Recently, I was asked (along with other bloggers) to contribute my favorite books published in 2013. Check out the list here but I thought I'd share my other choices that didn't make the final list, in no particular order:
A rich, multi-cultural narrative that blends the immigrant story with Old World beliefs and legends. A golem and a jinni take separate paths but find themselves together in America, straining against the dictates of their natures and discovering themselves in the process. I was really immersed in the different histories of the characters, imagining deserts and dance halls as I turned each page.
Tell the Wolves I'm Home (Carol Rifka Brunt)
I have a rather biased review here, but in a nutshell, it tells how June is coming to terms with the death of her uncle Finn. They have a special bond, and she is devastated when he dies. But Finn has another life that he has kept from June. After his death, June meets Toby, and forms a delicate relationship with another soul who had loved and cherished her uncle. In my review, I admit that 'the prose can get bogged down by over-articulation,' but it was a story that really touched me deeply.
The Ocean at the End of the Lane (Neil Gaiman)
This will probably be included in a lot of year-end lists this so I'll be brief: it's a poignant and bittersweet coming-of-age.
Icon of the Indecisive (Mina V. Esguerra)
Mina's popular YA series ends on a high note. She takes elements from Filipino mythology and dresses them in familiar things: contemporary setting, love triangles, popular teens. But she also makes sure that Hannah's journey remains solid and relatable. It's great to read Pinoy YA -- popular Pinoy YA -- and discover that it has more to offer beyond the usual paranormal romance.

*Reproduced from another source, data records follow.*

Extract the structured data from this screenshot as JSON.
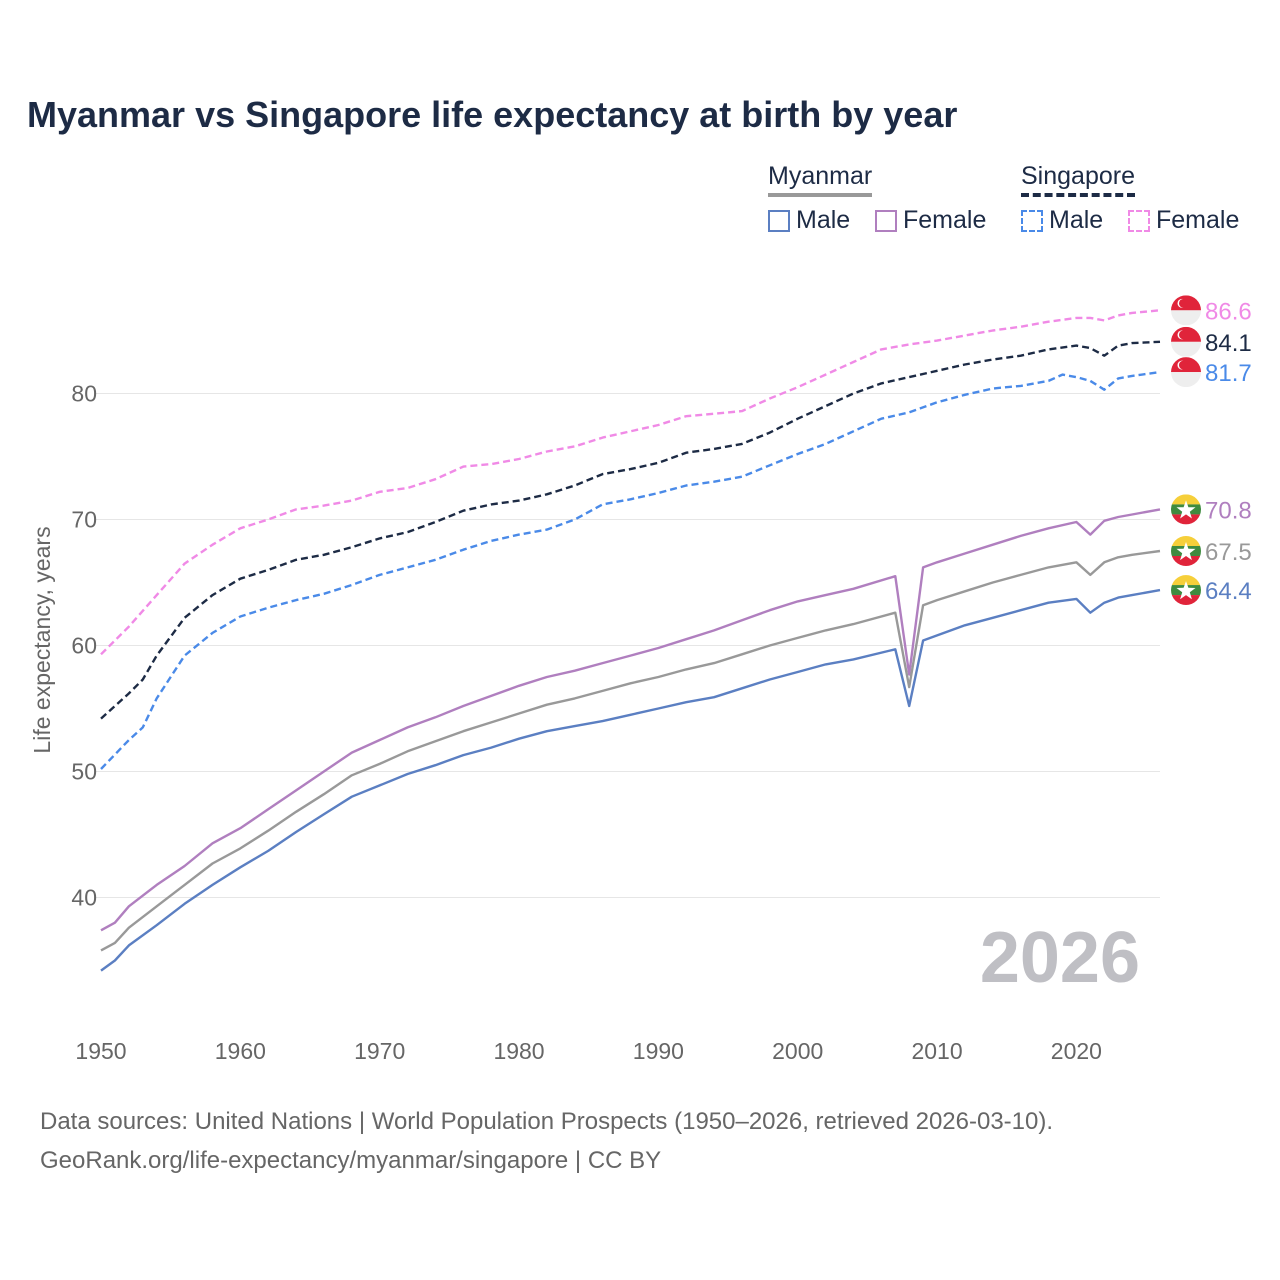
{
  "chart_data": {
    "type": "line",
    "title": "Myanmar vs Singapore life expectancy at birth by year",
    "xlabel": "",
    "ylabel": "Life expectancy, years",
    "xlim": [
      1950,
      2026
    ],
    "ylim": [
      31,
      90
    ],
    "yticks": [
      40,
      50,
      60,
      70,
      80
    ],
    "xticks": [
      1950,
      1960,
      1970,
      1980,
      1990,
      2000,
      2010,
      2020
    ],
    "watermark_year": "2026",
    "legend": {
      "groups": [
        {
          "name": "Myanmar",
          "line_style": "solid",
          "color": "#999999"
        },
        {
          "name": "Singapore",
          "line_style": "dashed",
          "color": "#1d2b45"
        }
      ],
      "items": [
        {
          "label": "Male",
          "group": "Myanmar",
          "color": "#5b7fc2",
          "style": "solid"
        },
        {
          "label": "Female",
          "group": "Myanmar",
          "color": "#b07fbf",
          "style": "solid"
        },
        {
          "label": "Male",
          "group": "Singapore",
          "color": "#4a8ae8",
          "style": "dashed"
        },
        {
          "label": "Female",
          "group": "Singapore",
          "color": "#f08ae6",
          "style": "dashed"
        }
      ]
    },
    "series": [
      {
        "name": "Singapore Female",
        "country": "Singapore",
        "color": "#f08ae6",
        "dash": true,
        "end_label": "86.6",
        "points": [
          [
            1950,
            59.3
          ],
          [
            1952,
            61.5
          ],
          [
            1954,
            64.0
          ],
          [
            1956,
            66.5
          ],
          [
            1958,
            68.0
          ],
          [
            1960,
            69.3
          ],
          [
            1962,
            70.0
          ],
          [
            1964,
            70.8
          ],
          [
            1966,
            71.1
          ],
          [
            1968,
            71.5
          ],
          [
            1970,
            72.2
          ],
          [
            1972,
            72.5
          ],
          [
            1974,
            73.2
          ],
          [
            1976,
            74.2
          ],
          [
            1978,
            74.4
          ],
          [
            1980,
            74.8
          ],
          [
            1982,
            75.4
          ],
          [
            1984,
            75.8
          ],
          [
            1986,
            76.5
          ],
          [
            1988,
            77.0
          ],
          [
            1990,
            77.5
          ],
          [
            1992,
            78.2
          ],
          [
            1994,
            78.4
          ],
          [
            1996,
            78.6
          ],
          [
            1998,
            79.6
          ],
          [
            2000,
            80.5
          ],
          [
            2002,
            81.5
          ],
          [
            2004,
            82.5
          ],
          [
            2006,
            83.5
          ],
          [
            2008,
            83.9
          ],
          [
            2010,
            84.2
          ],
          [
            2012,
            84.6
          ],
          [
            2014,
            85.0
          ],
          [
            2016,
            85.3
          ],
          [
            2018,
            85.7
          ],
          [
            2020,
            86.0
          ],
          [
            2021,
            86.0
          ],
          [
            2022,
            85.8
          ],
          [
            2023,
            86.2
          ],
          [
            2024,
            86.4
          ],
          [
            2026,
            86.6
          ]
        ]
      },
      {
        "name": "Singapore Total",
        "country": "Singapore",
        "color": "#1d2b45",
        "dash": true,
        "end_label": "84.1",
        "points": [
          [
            1950,
            54.2
          ],
          [
            1952,
            56.2
          ],
          [
            1953,
            57.3
          ],
          [
            1954,
            59.2
          ],
          [
            1956,
            62.2
          ],
          [
            1958,
            64.0
          ],
          [
            1960,
            65.3
          ],
          [
            1962,
            66.0
          ],
          [
            1964,
            66.8
          ],
          [
            1966,
            67.2
          ],
          [
            1968,
            67.8
          ],
          [
            1970,
            68.5
          ],
          [
            1972,
            69.0
          ],
          [
            1974,
            69.8
          ],
          [
            1976,
            70.7
          ],
          [
            1978,
            71.2
          ],
          [
            1980,
            71.5
          ],
          [
            1982,
            72.0
          ],
          [
            1984,
            72.7
          ],
          [
            1986,
            73.6
          ],
          [
            1988,
            74.0
          ],
          [
            1990,
            74.5
          ],
          [
            1992,
            75.3
          ],
          [
            1994,
            75.6
          ],
          [
            1996,
            76.0
          ],
          [
            1998,
            76.9
          ],
          [
            2000,
            78.0
          ],
          [
            2002,
            79.0
          ],
          [
            2004,
            80.0
          ],
          [
            2006,
            80.8
          ],
          [
            2008,
            81.3
          ],
          [
            2010,
            81.8
          ],
          [
            2012,
            82.3
          ],
          [
            2014,
            82.7
          ],
          [
            2016,
            83.0
          ],
          [
            2018,
            83.5
          ],
          [
            2020,
            83.8
          ],
          [
            2021,
            83.6
          ],
          [
            2022,
            83.0
          ],
          [
            2023,
            83.8
          ],
          [
            2024,
            84.0
          ],
          [
            2026,
            84.1
          ]
        ]
      },
      {
        "name": "Singapore Male",
        "country": "Singapore",
        "color": "#4a8ae8",
        "dash": true,
        "end_label": "81.7",
        "points": [
          [
            1950,
            50.2
          ],
          [
            1952,
            52.5
          ],
          [
            1953,
            53.5
          ],
          [
            1954,
            55.8
          ],
          [
            1956,
            59.2
          ],
          [
            1958,
            61.0
          ],
          [
            1960,
            62.3
          ],
          [
            1962,
            63.0
          ],
          [
            1964,
            63.6
          ],
          [
            1966,
            64.1
          ],
          [
            1968,
            64.8
          ],
          [
            1970,
            65.6
          ],
          [
            1972,
            66.2
          ],
          [
            1974,
            66.8
          ],
          [
            1976,
            67.6
          ],
          [
            1978,
            68.3
          ],
          [
            1980,
            68.8
          ],
          [
            1982,
            69.2
          ],
          [
            1984,
            70.0
          ],
          [
            1986,
            71.2
          ],
          [
            1988,
            71.6
          ],
          [
            1990,
            72.1
          ],
          [
            1992,
            72.7
          ],
          [
            1994,
            73.0
          ],
          [
            1996,
            73.4
          ],
          [
            1998,
            74.3
          ],
          [
            2000,
            75.2
          ],
          [
            2002,
            76.0
          ],
          [
            2004,
            77.0
          ],
          [
            2006,
            78.0
          ],
          [
            2008,
            78.5
          ],
          [
            2010,
            79.3
          ],
          [
            2012,
            79.9
          ],
          [
            2014,
            80.4
          ],
          [
            2016,
            80.6
          ],
          [
            2018,
            81.0
          ],
          [
            2019,
            81.5
          ],
          [
            2020,
            81.3
          ],
          [
            2021,
            81.0
          ],
          [
            2022,
            80.3
          ],
          [
            2023,
            81.2
          ],
          [
            2024,
            81.4
          ],
          [
            2026,
            81.7
          ]
        ]
      },
      {
        "name": "Myanmar Female",
        "country": "Myanmar",
        "color": "#b07fbf",
        "dash": false,
        "end_label": "70.8",
        "points": [
          [
            1950,
            37.4
          ],
          [
            1951,
            38.0
          ],
          [
            1952,
            39.3
          ],
          [
            1954,
            41.0
          ],
          [
            1956,
            42.5
          ],
          [
            1958,
            44.3
          ],
          [
            1960,
            45.5
          ],
          [
            1962,
            47.0
          ],
          [
            1964,
            48.5
          ],
          [
            1966,
            50.0
          ],
          [
            1968,
            51.5
          ],
          [
            1970,
            52.5
          ],
          [
            1972,
            53.5
          ],
          [
            1974,
            54.3
          ],
          [
            1976,
            55.2
          ],
          [
            1978,
            56.0
          ],
          [
            1980,
            56.8
          ],
          [
            1982,
            57.5
          ],
          [
            1984,
            58.0
          ],
          [
            1986,
            58.6
          ],
          [
            1988,
            59.2
          ],
          [
            1990,
            59.8
          ],
          [
            1992,
            60.5
          ],
          [
            1994,
            61.2
          ],
          [
            1996,
            62.0
          ],
          [
            1998,
            62.8
          ],
          [
            2000,
            63.5
          ],
          [
            2002,
            64.0
          ],
          [
            2004,
            64.5
          ],
          [
            2007,
            65.5
          ],
          [
            2008,
            57.7
          ],
          [
            2009,
            66.2
          ],
          [
            2010,
            66.6
          ],
          [
            2012,
            67.3
          ],
          [
            2014,
            68.0
          ],
          [
            2016,
            68.7
          ],
          [
            2018,
            69.3
          ],
          [
            2020,
            69.8
          ],
          [
            2021,
            68.8
          ],
          [
            2022,
            69.9
          ],
          [
            2023,
            70.2
          ],
          [
            2024,
            70.4
          ],
          [
            2026,
            70.8
          ]
        ]
      },
      {
        "name": "Myanmar Total",
        "country": "Myanmar",
        "color": "#999999",
        "dash": false,
        "end_label": "67.5",
        "points": [
          [
            1950,
            35.8
          ],
          [
            1951,
            36.4
          ],
          [
            1952,
            37.6
          ],
          [
            1954,
            39.3
          ],
          [
            1956,
            41.0
          ],
          [
            1958,
            42.7
          ],
          [
            1960,
            43.9
          ],
          [
            1962,
            45.3
          ],
          [
            1964,
            46.8
          ],
          [
            1966,
            48.2
          ],
          [
            1968,
            49.7
          ],
          [
            1970,
            50.6
          ],
          [
            1972,
            51.6
          ],
          [
            1974,
            52.4
          ],
          [
            1976,
            53.2
          ],
          [
            1978,
            53.9
          ],
          [
            1980,
            54.6
          ],
          [
            1982,
            55.3
          ],
          [
            1984,
            55.8
          ],
          [
            1986,
            56.4
          ],
          [
            1988,
            57.0
          ],
          [
            1990,
            57.5
          ],
          [
            1992,
            58.1
          ],
          [
            1994,
            58.6
          ],
          [
            1996,
            59.3
          ],
          [
            1998,
            60.0
          ],
          [
            2000,
            60.6
          ],
          [
            2002,
            61.2
          ],
          [
            2004,
            61.7
          ],
          [
            2007,
            62.6
          ],
          [
            2008,
            56.7
          ],
          [
            2009,
            63.2
          ],
          [
            2010,
            63.6
          ],
          [
            2012,
            64.3
          ],
          [
            2014,
            65.0
          ],
          [
            2016,
            65.6
          ],
          [
            2018,
            66.2
          ],
          [
            2020,
            66.6
          ],
          [
            2021,
            65.6
          ],
          [
            2022,
            66.6
          ],
          [
            2023,
            67.0
          ],
          [
            2024,
            67.2
          ],
          [
            2026,
            67.5
          ]
        ]
      },
      {
        "name": "Myanmar Male",
        "country": "Myanmar",
        "color": "#5b7fc2",
        "dash": false,
        "end_label": "64.4",
        "points": [
          [
            1950,
            34.2
          ],
          [
            1951,
            35.0
          ],
          [
            1952,
            36.2
          ],
          [
            1954,
            37.8
          ],
          [
            1956,
            39.5
          ],
          [
            1958,
            41.0
          ],
          [
            1960,
            42.4
          ],
          [
            1962,
            43.7
          ],
          [
            1964,
            45.2
          ],
          [
            1966,
            46.6
          ],
          [
            1968,
            48.0
          ],
          [
            1970,
            48.9
          ],
          [
            1972,
            49.8
          ],
          [
            1974,
            50.5
          ],
          [
            1976,
            51.3
          ],
          [
            1978,
            51.9
          ],
          [
            1980,
            52.6
          ],
          [
            1982,
            53.2
          ],
          [
            1984,
            53.6
          ],
          [
            1986,
            54.0
          ],
          [
            1988,
            54.5
          ],
          [
            1990,
            55.0
          ],
          [
            1992,
            55.5
          ],
          [
            1994,
            55.9
          ],
          [
            1996,
            56.6
          ],
          [
            1998,
            57.3
          ],
          [
            2000,
            57.9
          ],
          [
            2002,
            58.5
          ],
          [
            2004,
            58.9
          ],
          [
            2007,
            59.7
          ],
          [
            2008,
            55.2
          ],
          [
            2009,
            60.4
          ],
          [
            2010,
            60.8
          ],
          [
            2012,
            61.6
          ],
          [
            2014,
            62.2
          ],
          [
            2016,
            62.8
          ],
          [
            2018,
            63.4
          ],
          [
            2020,
            63.7
          ],
          [
            2021,
            62.6
          ],
          [
            2022,
            63.4
          ],
          [
            2023,
            63.8
          ],
          [
            2024,
            64.0
          ],
          [
            2026,
            64.4
          ]
        ]
      }
    ]
  },
  "sources": {
    "line1": "Data sources: United Nations | World Population Prospects (1950–2026, retrieved 2026-03-10).",
    "line2": "GeoRank.org/life-expectancy/myanmar/singapore | CC BY"
  }
}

I love Maggie Stiefvater's language and her fully-realized worlds. She peoples them with complex characters and The Dream Thieves is no exception. Here, she focuses the limelight on Ronan Lynch, a rich prep school boy whose titular capabilities hastens the Raven Boys along their quest for legend and power. I was looking forward to this book's release because I couldn't enough of the Aglionby boys Gansey, Ronan, Adam, and Noah. Ms Stiefvater's writing is very visual and poetic, keeping this series on my must-read list.
Project 17 (Eliza Victoria)
Ms Victoria crafts a world of high-stakes security and medical advancement against the backdrop of a futuristic Manila. Lillian is hired as the babysitter of Paul Dolores' brother Caleb, a smart and introverted man with schizoaffective disorder. Her job was supposed to be easy but her curiosity lands her in a more than what she bargained for. Great tension and action, plus I thought the characters are very engaging. I finished this in one sitting because it moved at a great pace.
Fangirl (Rainbow Rowell)
Fangirl chronicles a college experience that isn't quite like what we encounter here in Manila, but the insecurities, doubts, and struggles remain on point. It's a great look at college, writing, family, sisterhood, friendship, love; it tackles all these and makes them place nice with each other. It's the kind of book I wish I had read when I was younger. It's richly-layered despite a simple-sounding plot.
The Rosie Project (Graeme Simsion)
I loved the protagonist Don Tillman, a genetics professor with a mild case of Asperger's Syndrome. He has decided to embark on a Wife Project, which makes him cross paths with Rosie, his opposite in a lot of ways. Mr Simsion did a great job of capturing Don's voice and making his character come alive. He never breaks character. It's the kind of book I'd recommend to anyone who says they're tired of the same old romance tropes -- or to anyone looking for a romance that can easily be translated into a romcom flick.
What were your favorite books of 2013 (whether released this year or not)? Share your thoughts -- I'd love to know!